WASHINGTON — The Drug Enforcement Administration is trying to stay one step ahead of synthetic drug makers, wholesalers and retailers as it broadens its crackdown on the growing black market product.
DEA agents fanned out across the country Wednesday and made more than 150 arrests and served about 200 warrants, DEA spokesman Rusty Payne said. The largest single operation was a statewide effort in Alabama, though agents also were active in 28 other states, including Florida. Authorities also seized more than $20 million in cash and assets, the DEA said.
The Treasury Department also announced the first financial sanctions against people accused of dealing in synthetic drugs, three in Canada and one from Barbados. The government's decision to identify and sanction the four, along with four foreign companies that authorities said were used to buy and sell significant quantities of the chemicals used in many popular synthetic drugs, means U.S. citizens cannot do business with them.

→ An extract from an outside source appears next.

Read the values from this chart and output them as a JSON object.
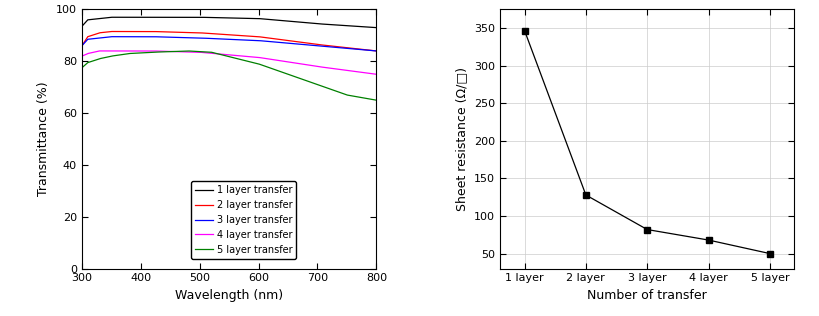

The DEA has been cracking down on synthetic drugs, including Spice, Molly and so-called bath salts, since the drugs first gained widespread popularity years ago.
In late 2010, the agency moved to ban five chemicals used to make synthetic marijuana blends, including K2, Spice and Blaze. Since then, drug manufacturers have continued to modify their formulas and develop new chemical mixtures.
Officials said the agency was now broadly focused on Chinese chemical manufacturers and the distributors, wholesalers and retailers in the United States.
There is also growing concern about where the money is going. Investigators have tracked hundreds of millions of dollars in drug proceeds being sent to Yemen, Syria, Lebanon and Jordan.